Introduction
Four years ago, I embarked on my management career, managing a team of 5 software engineers. In addition to the management responsibilities, I was in the trenches with the engineers doing development, design reviews, code reviews and deployments. I knew all the details of the project at that stage of my growth. Eventually, I grew to manage multiple teams. I managed my team leads, and they managed the engineers. I had to depend on data from tools and leads. It was a transition that I’ve anticipated. I went through multiple iterations with the help of my teams, colleagues and mentors to define the right set of data to measure. High-performance teams need very little intervention. As a manager, you have to intervene when your teams need your support. To know when to intervene, you need the right data. I’ve compiled a list of data and metrics that I use to best support my teams.

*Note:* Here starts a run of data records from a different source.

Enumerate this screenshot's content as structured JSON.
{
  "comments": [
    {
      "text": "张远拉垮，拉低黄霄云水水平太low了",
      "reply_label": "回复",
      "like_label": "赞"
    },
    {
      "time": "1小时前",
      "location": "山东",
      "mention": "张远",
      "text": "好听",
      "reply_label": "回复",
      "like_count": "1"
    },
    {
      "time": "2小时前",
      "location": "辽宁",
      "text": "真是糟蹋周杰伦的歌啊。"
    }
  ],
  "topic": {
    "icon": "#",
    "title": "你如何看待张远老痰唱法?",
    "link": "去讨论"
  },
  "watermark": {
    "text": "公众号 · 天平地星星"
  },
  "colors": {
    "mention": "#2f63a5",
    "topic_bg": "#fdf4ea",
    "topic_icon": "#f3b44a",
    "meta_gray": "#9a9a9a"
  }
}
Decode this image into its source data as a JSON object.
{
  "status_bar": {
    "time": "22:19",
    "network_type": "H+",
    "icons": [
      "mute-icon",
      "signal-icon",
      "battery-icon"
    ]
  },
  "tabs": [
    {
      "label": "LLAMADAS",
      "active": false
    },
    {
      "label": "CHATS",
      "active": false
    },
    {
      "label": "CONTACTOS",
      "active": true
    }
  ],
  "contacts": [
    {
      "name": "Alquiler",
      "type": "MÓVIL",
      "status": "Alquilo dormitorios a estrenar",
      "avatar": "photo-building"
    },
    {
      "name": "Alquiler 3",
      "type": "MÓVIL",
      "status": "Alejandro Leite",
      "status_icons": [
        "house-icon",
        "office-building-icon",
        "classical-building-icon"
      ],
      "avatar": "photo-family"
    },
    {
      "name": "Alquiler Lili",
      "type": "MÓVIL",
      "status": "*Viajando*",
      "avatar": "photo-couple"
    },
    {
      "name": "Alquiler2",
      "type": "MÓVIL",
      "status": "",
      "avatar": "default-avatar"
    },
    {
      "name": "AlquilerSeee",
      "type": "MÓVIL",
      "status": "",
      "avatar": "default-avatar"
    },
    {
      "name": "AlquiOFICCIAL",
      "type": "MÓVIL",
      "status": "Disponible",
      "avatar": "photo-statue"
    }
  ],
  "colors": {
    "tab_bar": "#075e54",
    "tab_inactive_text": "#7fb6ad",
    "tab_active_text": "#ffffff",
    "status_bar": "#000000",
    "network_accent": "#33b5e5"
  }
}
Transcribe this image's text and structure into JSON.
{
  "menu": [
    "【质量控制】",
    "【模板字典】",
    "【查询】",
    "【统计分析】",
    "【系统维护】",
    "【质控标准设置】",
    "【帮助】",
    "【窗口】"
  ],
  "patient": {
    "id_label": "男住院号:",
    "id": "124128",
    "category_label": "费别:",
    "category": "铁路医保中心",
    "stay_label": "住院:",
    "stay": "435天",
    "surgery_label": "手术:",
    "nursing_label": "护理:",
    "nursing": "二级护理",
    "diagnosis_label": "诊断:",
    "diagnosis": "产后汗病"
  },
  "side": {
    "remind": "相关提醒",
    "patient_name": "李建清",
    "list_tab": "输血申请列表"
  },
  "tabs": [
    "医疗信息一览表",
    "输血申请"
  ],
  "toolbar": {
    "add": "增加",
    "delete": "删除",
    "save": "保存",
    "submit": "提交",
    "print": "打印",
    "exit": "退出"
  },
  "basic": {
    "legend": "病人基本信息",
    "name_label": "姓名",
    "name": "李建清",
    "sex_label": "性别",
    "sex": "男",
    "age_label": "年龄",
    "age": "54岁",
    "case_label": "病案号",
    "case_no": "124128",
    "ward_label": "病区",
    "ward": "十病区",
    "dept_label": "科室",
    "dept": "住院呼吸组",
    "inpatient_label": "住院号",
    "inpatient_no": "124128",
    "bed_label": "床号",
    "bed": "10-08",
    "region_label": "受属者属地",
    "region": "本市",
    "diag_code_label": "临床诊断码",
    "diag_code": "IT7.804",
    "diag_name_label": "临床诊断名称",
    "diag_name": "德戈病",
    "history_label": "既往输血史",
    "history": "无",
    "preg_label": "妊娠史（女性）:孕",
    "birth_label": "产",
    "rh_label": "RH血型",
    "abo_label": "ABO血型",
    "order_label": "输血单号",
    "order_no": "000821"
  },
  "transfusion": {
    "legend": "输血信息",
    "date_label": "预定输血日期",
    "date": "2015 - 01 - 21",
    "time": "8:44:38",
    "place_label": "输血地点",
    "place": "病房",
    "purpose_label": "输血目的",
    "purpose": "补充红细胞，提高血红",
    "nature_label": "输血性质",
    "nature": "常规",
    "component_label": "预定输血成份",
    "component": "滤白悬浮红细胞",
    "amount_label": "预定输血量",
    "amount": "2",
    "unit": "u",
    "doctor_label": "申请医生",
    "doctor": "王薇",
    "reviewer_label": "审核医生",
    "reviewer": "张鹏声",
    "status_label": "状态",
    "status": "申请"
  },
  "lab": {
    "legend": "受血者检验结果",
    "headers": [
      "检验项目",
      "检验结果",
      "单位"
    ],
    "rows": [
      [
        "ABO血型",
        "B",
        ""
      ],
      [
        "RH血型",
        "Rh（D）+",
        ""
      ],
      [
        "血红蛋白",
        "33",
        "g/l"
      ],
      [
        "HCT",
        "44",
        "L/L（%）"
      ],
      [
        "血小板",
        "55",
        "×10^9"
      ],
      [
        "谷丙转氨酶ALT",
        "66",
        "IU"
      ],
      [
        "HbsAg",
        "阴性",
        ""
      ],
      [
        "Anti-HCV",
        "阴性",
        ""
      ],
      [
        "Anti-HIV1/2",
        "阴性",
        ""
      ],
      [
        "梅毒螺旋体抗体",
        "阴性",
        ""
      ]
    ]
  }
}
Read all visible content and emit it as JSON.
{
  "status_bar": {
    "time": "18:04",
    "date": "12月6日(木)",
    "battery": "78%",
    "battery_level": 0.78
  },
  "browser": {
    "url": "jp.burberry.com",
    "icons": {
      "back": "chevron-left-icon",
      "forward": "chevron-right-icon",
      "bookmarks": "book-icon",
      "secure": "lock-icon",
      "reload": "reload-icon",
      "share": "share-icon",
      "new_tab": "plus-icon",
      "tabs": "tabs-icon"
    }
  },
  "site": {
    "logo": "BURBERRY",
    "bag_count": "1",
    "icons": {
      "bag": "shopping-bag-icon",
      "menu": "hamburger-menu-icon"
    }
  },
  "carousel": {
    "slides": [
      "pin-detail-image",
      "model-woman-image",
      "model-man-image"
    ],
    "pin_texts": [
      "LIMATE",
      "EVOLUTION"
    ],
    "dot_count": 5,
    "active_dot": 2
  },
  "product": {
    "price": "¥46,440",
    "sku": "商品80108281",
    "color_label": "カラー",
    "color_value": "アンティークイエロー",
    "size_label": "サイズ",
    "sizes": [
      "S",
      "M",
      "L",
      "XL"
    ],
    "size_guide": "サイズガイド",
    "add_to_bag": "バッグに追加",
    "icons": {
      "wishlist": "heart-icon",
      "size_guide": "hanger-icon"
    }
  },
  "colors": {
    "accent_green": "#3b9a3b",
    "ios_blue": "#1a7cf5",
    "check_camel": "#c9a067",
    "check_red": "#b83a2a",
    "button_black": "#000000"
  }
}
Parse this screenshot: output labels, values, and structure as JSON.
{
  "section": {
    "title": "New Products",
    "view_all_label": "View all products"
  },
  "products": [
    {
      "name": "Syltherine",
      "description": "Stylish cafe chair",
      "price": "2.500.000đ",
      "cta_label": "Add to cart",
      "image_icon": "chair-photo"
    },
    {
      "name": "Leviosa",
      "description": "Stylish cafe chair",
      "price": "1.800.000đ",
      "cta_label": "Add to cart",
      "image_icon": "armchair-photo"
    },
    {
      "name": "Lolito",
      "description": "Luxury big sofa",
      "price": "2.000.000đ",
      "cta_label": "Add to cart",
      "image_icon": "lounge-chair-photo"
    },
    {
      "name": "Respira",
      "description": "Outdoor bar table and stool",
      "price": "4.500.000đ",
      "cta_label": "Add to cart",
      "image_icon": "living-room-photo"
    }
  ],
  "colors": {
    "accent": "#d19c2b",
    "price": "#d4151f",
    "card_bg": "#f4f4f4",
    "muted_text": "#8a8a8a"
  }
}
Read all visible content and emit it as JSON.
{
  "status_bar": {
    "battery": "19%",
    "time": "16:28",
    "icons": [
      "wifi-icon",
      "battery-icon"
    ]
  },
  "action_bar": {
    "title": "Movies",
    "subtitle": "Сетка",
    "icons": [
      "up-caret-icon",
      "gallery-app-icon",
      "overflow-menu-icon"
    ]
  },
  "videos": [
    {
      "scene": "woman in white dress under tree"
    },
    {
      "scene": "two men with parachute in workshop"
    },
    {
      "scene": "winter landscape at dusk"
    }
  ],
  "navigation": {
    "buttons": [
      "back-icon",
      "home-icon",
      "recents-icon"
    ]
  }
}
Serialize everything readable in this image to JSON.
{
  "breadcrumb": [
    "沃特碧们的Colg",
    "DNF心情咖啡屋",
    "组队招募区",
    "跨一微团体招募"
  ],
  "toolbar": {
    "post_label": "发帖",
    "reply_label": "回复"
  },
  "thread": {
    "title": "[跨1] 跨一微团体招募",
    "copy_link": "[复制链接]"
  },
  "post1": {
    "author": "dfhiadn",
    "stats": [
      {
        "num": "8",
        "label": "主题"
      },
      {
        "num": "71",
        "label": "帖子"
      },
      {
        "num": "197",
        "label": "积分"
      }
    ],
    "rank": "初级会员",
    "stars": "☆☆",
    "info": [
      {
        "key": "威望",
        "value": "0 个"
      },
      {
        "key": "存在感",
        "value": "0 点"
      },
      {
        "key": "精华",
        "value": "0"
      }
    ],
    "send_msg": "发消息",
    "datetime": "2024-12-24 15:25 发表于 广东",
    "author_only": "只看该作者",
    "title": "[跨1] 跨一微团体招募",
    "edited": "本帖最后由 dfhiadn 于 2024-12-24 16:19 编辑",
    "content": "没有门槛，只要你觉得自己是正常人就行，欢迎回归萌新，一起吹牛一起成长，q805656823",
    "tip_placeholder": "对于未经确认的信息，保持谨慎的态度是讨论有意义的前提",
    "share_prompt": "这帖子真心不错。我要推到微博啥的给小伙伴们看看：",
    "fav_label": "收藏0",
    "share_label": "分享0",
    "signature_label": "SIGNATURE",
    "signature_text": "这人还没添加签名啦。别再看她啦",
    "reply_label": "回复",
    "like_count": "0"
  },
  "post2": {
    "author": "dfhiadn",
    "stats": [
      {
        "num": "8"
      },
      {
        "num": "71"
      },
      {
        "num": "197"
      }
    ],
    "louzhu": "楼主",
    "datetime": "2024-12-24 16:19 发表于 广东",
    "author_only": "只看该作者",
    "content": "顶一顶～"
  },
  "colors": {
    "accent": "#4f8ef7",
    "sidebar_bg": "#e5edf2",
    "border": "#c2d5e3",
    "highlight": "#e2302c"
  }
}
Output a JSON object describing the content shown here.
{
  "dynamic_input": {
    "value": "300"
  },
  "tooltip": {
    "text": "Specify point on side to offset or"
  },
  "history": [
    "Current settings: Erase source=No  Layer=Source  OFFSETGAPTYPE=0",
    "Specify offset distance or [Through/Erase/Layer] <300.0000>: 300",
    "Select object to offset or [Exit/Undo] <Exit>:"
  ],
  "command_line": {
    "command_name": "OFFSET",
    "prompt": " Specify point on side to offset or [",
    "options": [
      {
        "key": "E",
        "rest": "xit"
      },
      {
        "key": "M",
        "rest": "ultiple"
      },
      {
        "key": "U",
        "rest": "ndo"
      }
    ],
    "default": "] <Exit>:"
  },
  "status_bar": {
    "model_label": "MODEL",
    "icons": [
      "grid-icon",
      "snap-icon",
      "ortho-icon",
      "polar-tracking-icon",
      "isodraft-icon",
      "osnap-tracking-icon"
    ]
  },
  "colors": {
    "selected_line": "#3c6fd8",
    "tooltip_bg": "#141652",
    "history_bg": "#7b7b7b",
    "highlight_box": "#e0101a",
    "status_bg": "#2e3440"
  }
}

I’ve categorized the data into two, tactical and strategic. I’ve listed the metrics and action items that you need to perform to support your team. JIRA, CodeClimate and Pluralsight Flow are the tools that I use to collect my data.
Tactical Data
Tactical data helps you identify items that need your immediate attention. You probably should chat with the individuals involved as soon as possible to resolve the matter.
Blocked tickets
Tickets that a blocked due to internal or external dependencies. You probably want to give your team a chance to resolve the blockers in a timeboxed limit. Often the teams resolve the internal dependencies faster than the external dependencies. Not all blockers are the same, so you should help your team identify the external/internal dependencies and coach them to resolve the dependencies themselves. As a leader who has a broader network in the organization, you may have more context into the matter to help your team by providing background and connecting with specific individuals to be unblocked. You have to train your team to resolve similar dependencies themselves in the future.
Stuck tickets
Tickets that are taking longer to complete than initially estimated. Someone is trying hard to complete the work but delayed. Most likely, due to unidentified dependencies and risks. You can derisk by: Adding extra resources Reducing scope without compromise to business Removing blockers
Too many Work in Progress(WIP)
Tickets that are in progress exceeds the total number of developers in your team. Developers are working on parallel items may be due to randomization. Parallelizing work is expensive due to the context switching. Parallelization results in slow progress neglected work and missed blindspots. Ensure that your teams are working on one item at a time to increase maximum performance.
Too much churn
Tickets are moving back and forth between testing, code review and development multiple times. You should identify the root cause by identifying the following: Technical debt Missing requirements Communication issues Lack of context
High priority production defects
Production defects are defects with financial impacts or business impediments. Such tickets are most significant that you must provide all the support you can to the team. Keep track of these defects with timely updates from the team. Cancel your meetings if you need to support your team. Book a meeting room or start a video conference for your team to swarm and solve
Strategic
Strategic data helps you identify items that have long term impact. Strategic data helps you identify patterns in your team and the organization that may be impacting the business in the long run. You don’t have to accept your current state as the norm but challenge the status quo and keep pushing for efficiency with the least amount of churn. Perfection is an ongoing journey, not a state.
System health and cost
System health is a measure of our customer experience and costs consciousness. Short response time and low errors showcase the quality of our end users and our lean expense. You can measure the response time and errors and calculate the savings. It is best if the system health and cost are visible to everyone in the organization as a scorecard. Visible data encourages collabroation and promotes engineers to come up with their plan. Execute the plan in phases without any impact to the business. Following metrics is a good starting point:
- Response time
- CPU usage
- Memory usage
- Number of server instances
- Errors/Crashes
Developer productivity
Tools like Pluralsight Flow provides metrics and dashboards that you can easily measure the productivity of your team in comparison to industry standards. If you do not have access to those tools, you can still measure productivity through Git commands or Github, through automated or manual data collection. I use the following data to identify where my team needs help:
- Code review duration
- Churn on a code review
- Code review contribution/collaboration
- Days per week that developers commit code
You should coach your team on the value of collaboration and reduced time to get features out the door. You may have to work with the team or the individuals to steer them in the direction to increase productivity.
Architecture health
I measure architecture health by measuring how fast we can get a feature out and how long can we keep adding new code without coming to a halt. In a well-architectured application, the developer can add a new feature and take risks without defects in the shortest amount of time possible. Following metrics help you measure architecture health
- Lead time to ship changes
- Churn on specific files or modules
- Code coverage
- Maintainability(Duplication, function/file length, Coding standards)
- Reproducibility of production defects in local environments
You must refactor, add tests and reduce complexity in our code to allow the developers to work without any impediments.
Conclusion
Keep in mind that people do actions with best intentions, but the results may vary. Using data, you can keep your team aligned to yield the best results. Be a great manager by stepping in when you have to and let your engineers do their job without interruptions. If the data does not reflect reality, then revisit and change how and what you measure. As an experienced leader, you must determine when you should stop improving as certain improvements may result in diminishing returns.